Intervention de Fabien Roussel

Séance en hémicycle du mardi 18 septembre 2018 à 15h00
Lutte contre la fraude — Article 9 bis

Photo issue du site de l'Assemblée nationale ou de WikipediaFabien Roussel :

Dans la foulée du débat que nous venons d'avoir sur le plaider coupable, avec lequel il n'y a pas de procès public, voici venue l'heure de débattre de la convention judiciaire, avec laquelle il n'y a pas de condamnation. Vous voulez mettre en place un dispositif qui fausse complètement votre objectif d'assouplir le verrou de Bercy, car vous voulez en quelque sorte, avec cet assouplissement, resserrer les mailles du filet et attraper les fraudeurs mais, en même temps, ceux-ci vont pouvoir transiger, négocier, éviter d'être condamnés et être dispensés de sanctions s'ils ont fraudé et organisé de la fraude fiscale.
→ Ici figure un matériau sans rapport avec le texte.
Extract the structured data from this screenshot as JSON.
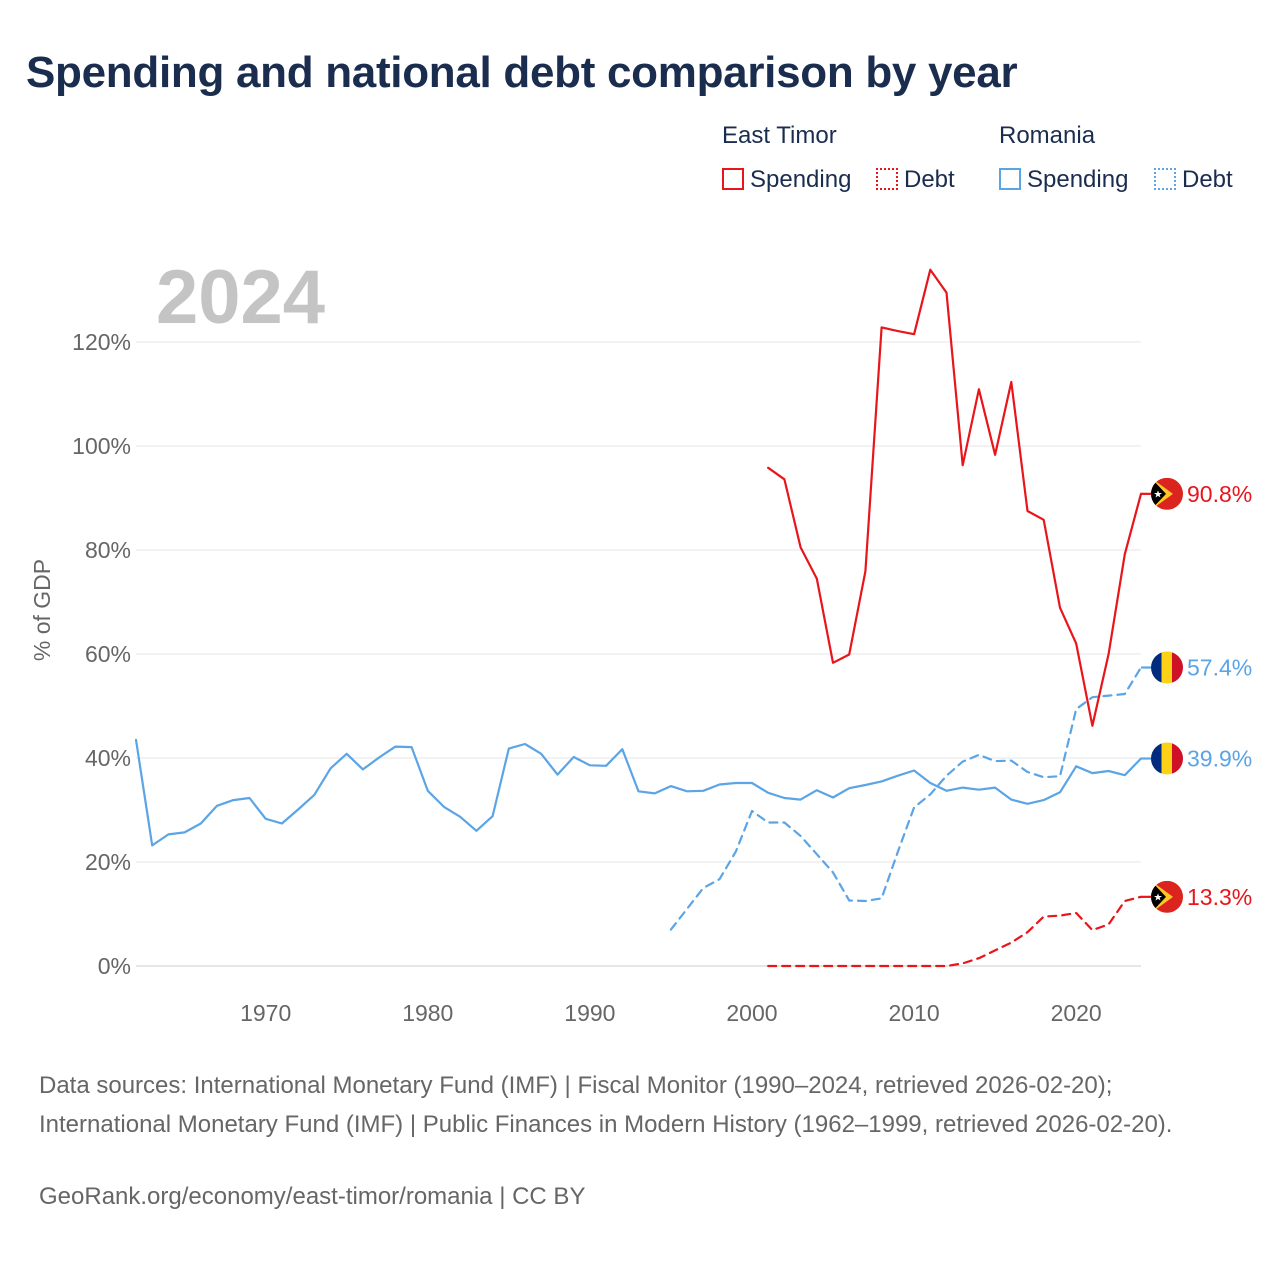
{
  "title": "Spending and national debt comparison by year",
  "legend": {
    "groups": [
      {
        "name": "East Timor",
        "color": "#e8151b",
        "items": [
          {
            "label": "Spending",
            "style": "solid"
          },
          {
            "label": "Debt",
            "style": "dotted"
          }
        ]
      },
      {
        "name": "Romania",
        "color": "#5ba4e5",
        "items": [
          {
            "label": "Spending",
            "style": "solid"
          },
          {
            "label": "Debt",
            "style": "dotted"
          }
        ]
      }
    ]
  },
  "year_label": "2024",
  "sources_text": "Data sources: International Monetary Fund (IMF) | Fiscal Monitor (1990–2024, retrieved 2026-02-20); International Monetary Fund (IMF) | Public Finances in Modern History (1962–1999, retrieved 2026-02-20).",
  "credit_text": "GeoRank.org/economy/east-timor/romania | CC BY",
  "chart_data": {
    "type": "line",
    "ylabel": "% of GDP",
    "xlabel": "",
    "xlim": [
      1962,
      2024
    ],
    "ylim": [
      0,
      130
    ],
    "x_ticks": [
      1970,
      1980,
      1990,
      2000,
      2010,
      2020
    ],
    "y_ticks": [
      0,
      20,
      40,
      60,
      80,
      100,
      120
    ],
    "y_tick_labels": [
      "0%",
      "20%",
      "40%",
      "60%",
      "80%",
      "100%",
      "120%"
    ],
    "grid": true,
    "series": [
      {
        "name": "Romania Spending",
        "country": "Romania",
        "metric": "Spending",
        "color": "#5ba4e5",
        "dash": "solid",
        "end_label": "39.9%",
        "flag": "romania-flag",
        "x": [
          1962,
          1963,
          1964,
          1965,
          1966,
          1967,
          1968,
          1969,
          1970,
          1971,
          1972,
          1973,
          1974,
          1975,
          1976,
          1977,
          1978,
          1979,
          1980,
          1981,
          1982,
          1983,
          1984,
          1985,
          1986,
          1987,
          1988,
          1989,
          1990,
          1991,
          1992,
          1993,
          1994,
          1995,
          1996,
          1997,
          1998,
          1999,
          2000,
          2001,
          2002,
          2003,
          2004,
          2005,
          2006,
          2007,
          2008,
          2009,
          2010,
          2011,
          2012,
          2013,
          2014,
          2015,
          2016,
          2017,
          2018,
          2019,
          2020,
          2021,
          2022,
          2023,
          2024
        ],
        "y": [
          43.5,
          23.2,
          25.3,
          25.7,
          27.4,
          30.8,
          31.9,
          32.3,
          28.3,
          27.4,
          30.1,
          32.9,
          38.0,
          40.8,
          37.8,
          40.1,
          42.2,
          42.1,
          33.7,
          30.6,
          28.7,
          26.0,
          28.8,
          41.8,
          42.7,
          40.8,
          36.8,
          40.2,
          38.6,
          38.5,
          41.7,
          33.6,
          33.2,
          34.6,
          33.6,
          33.7,
          34.9,
          35.2,
          35.2,
          33.3,
          32.3,
          32.0,
          33.8,
          32.4,
          34.2,
          34.8,
          35.5,
          36.6,
          37.6,
          35.2,
          33.7,
          34.3,
          33.9,
          34.3,
          32.0,
          31.2,
          31.9,
          33.4,
          38.4,
          37.1,
          37.5,
          36.7,
          39.9
        ]
      },
      {
        "name": "Romania Debt",
        "country": "Romania",
        "metric": "Debt",
        "color": "#5ba4e5",
        "dash": "dashed",
        "end_label": "57.4%",
        "flag": "romania-flag",
        "x": [
          1995,
          1996,
          1997,
          1998,
          1999,
          2000,
          2001,
          2002,
          2003,
          2004,
          2005,
          2006,
          2007,
          2008,
          2009,
          2010,
          2011,
          2012,
          2013,
          2014,
          2015,
          2016,
          2017,
          2018,
          2019,
          2020,
          2021,
          2022,
          2023,
          2024
        ],
        "y": [
          7.0,
          11.0,
          15.0,
          16.7,
          22.0,
          29.8,
          27.6,
          27.6,
          25.0,
          21.5,
          18.0,
          12.6,
          12.5,
          13.0,
          22.0,
          30.5,
          33.0,
          36.6,
          39.3,
          40.6,
          39.4,
          39.5,
          37.3,
          36.3,
          36.5,
          49.4,
          51.7,
          52.0,
          52.3,
          57.4
        ]
      },
      {
        "name": "East Timor Spending",
        "country": "East Timor",
        "metric": "Spending",
        "color": "#e8151b",
        "dash": "solid",
        "end_label": "90.8%",
        "flag": "east-timor-flag",
        "x": [
          2001,
          2002,
          2003,
          2004,
          2005,
          2006,
          2007,
          2008,
          2009,
          2010,
          2011,
          2012,
          2013,
          2014,
          2015,
          2016,
          2017,
          2018,
          2019,
          2020,
          2021,
          2022,
          2023,
          2024
        ],
        "y": [
          95.8,
          93.6,
          80.5,
          74.5,
          58.3,
          59.9,
          75.9,
          122.8,
          122.1,
          121.5,
          133.9,
          129.5,
          96.3,
          110.9,
          98.3,
          112.3,
          87.5,
          85.8,
          68.9,
          62.0,
          46.2,
          60.0,
          79.2,
          90.8
        ]
      },
      {
        "name": "East Timor Debt",
        "country": "East Timor",
        "metric": "Debt",
        "color": "#e8151b",
        "dash": "dashed",
        "end_label": "13.3%",
        "flag": "east-timor-flag",
        "x": [
          2001,
          2002,
          2003,
          2004,
          2005,
          2006,
          2007,
          2008,
          2009,
          2010,
          2011,
          2012,
          2013,
          2014,
          2015,
          2016,
          2017,
          2018,
          2019,
          2020,
          2021,
          2022,
          2023,
          2024
        ],
        "y": [
          0.0,
          0.0,
          0.0,
          0.0,
          0.0,
          0.0,
          0.0,
          0.0,
          0.0,
          0.0,
          0.0,
          0.0,
          0.5,
          1.5,
          3.0,
          4.5,
          6.5,
          9.5,
          9.7,
          10.2,
          6.9,
          8.0,
          12.5,
          13.3
        ]
      }
    ]
  }
}
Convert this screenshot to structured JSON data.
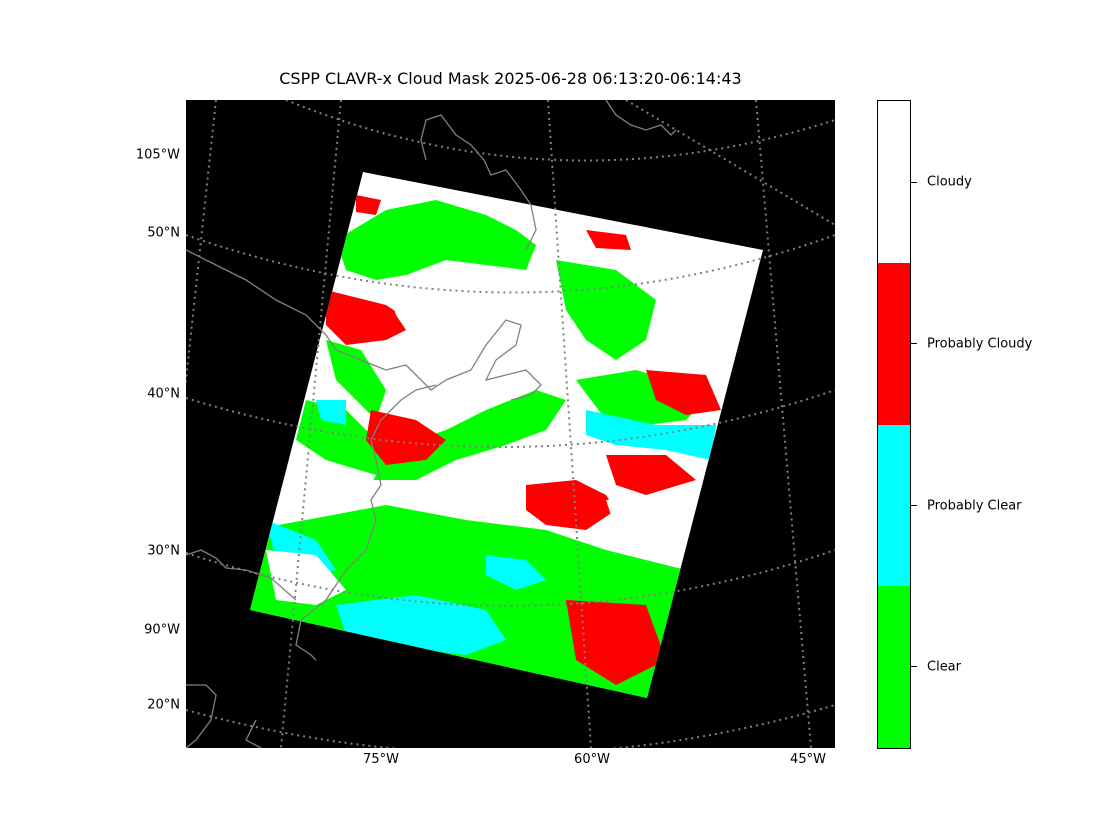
{
  "figure": {
    "title": "CSPP CLAVR-x Cloud Mask 2025-06-28 06:13:20-06:14:43"
  },
  "map": {
    "background_color": "#000000",
    "coastline_color": "#808080",
    "gridline_color": "#808080",
    "gridline_style": "dotted",
    "lat_labels": [
      "105°W",
      "50°N",
      "40°N",
      "30°N",
      "90°W",
      "20°N"
    ],
    "lon_labels": [
      "75°W",
      "60°W",
      "45°W"
    ]
  },
  "colorbar": {
    "categories": [
      {
        "label": "Cloudy",
        "color": "#ffffff"
      },
      {
        "label": "Probably Cloudy",
        "color": "#ff0000"
      },
      {
        "label": "Probably Clear",
        "color": "#00ffff"
      },
      {
        "label": "Clear",
        "color": "#00ff00"
      }
    ]
  }
}
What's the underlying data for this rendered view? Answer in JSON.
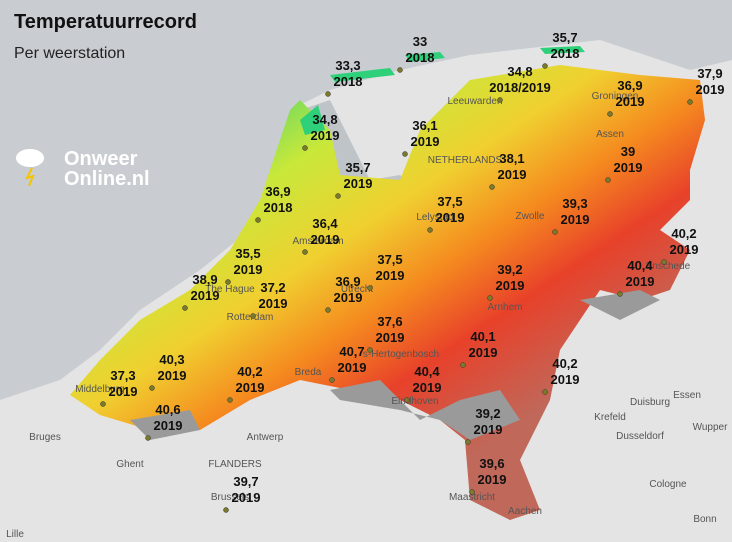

Ce dispositif de convention judiciaire permet au procureur de proposer une transaction à l'entreprise fraudeuse : on condamne les personnes physiques, mais pas les entreprises. Lorsque la négociation débouche positivement, l'entreprise verse une amende au Trésor public, la convention est rendue publique... et c'est tout. Il n'y a rien d'autre derrière : aucune reconnaissance de culpabilité, aucune condamnation, aucune inscription à un quelconque casier judiciaire, aucune interdiction d'accès aux marchés publics ni retrait, même temporaire, de licence bancaire lorsqu'il s'agit d'une banque comme HSBC ou la Société générale. En un mot, payer l'amende vaut absolution. C'est laver ses péchés sans même, finalement, être condamné à avoir péché. Vous proposez aux entreprises, en signant un chèque, d'effacer l'ardoise et de repartir à zéro.

C'est très dangereux, car c'est le symbole d'une justice à deux vitesses, qui alimentera encore le sentiment d'un « deux poids, deux mesures » insupportable – « Selon que vous serez puissant ou misérable », disait Jean de La Fontaine… Il suffit, pour s'en convaincre, de voir quel tollé ont suscité les conventions judiciaires signées par HSBC et la Société générale.

Le signal que vous envoyez en permettant de négocier, notamment avec les banques, invite à continuer ces agissements : c'est business as usual. Puisque l'ardoise est effacée, ces amendes n'effraient pas les banques: elles seront payées par l'entreprise ou par les bénéfices qui seront enregistrés. Voilà pourquoi nous demandons la suppression de cet article.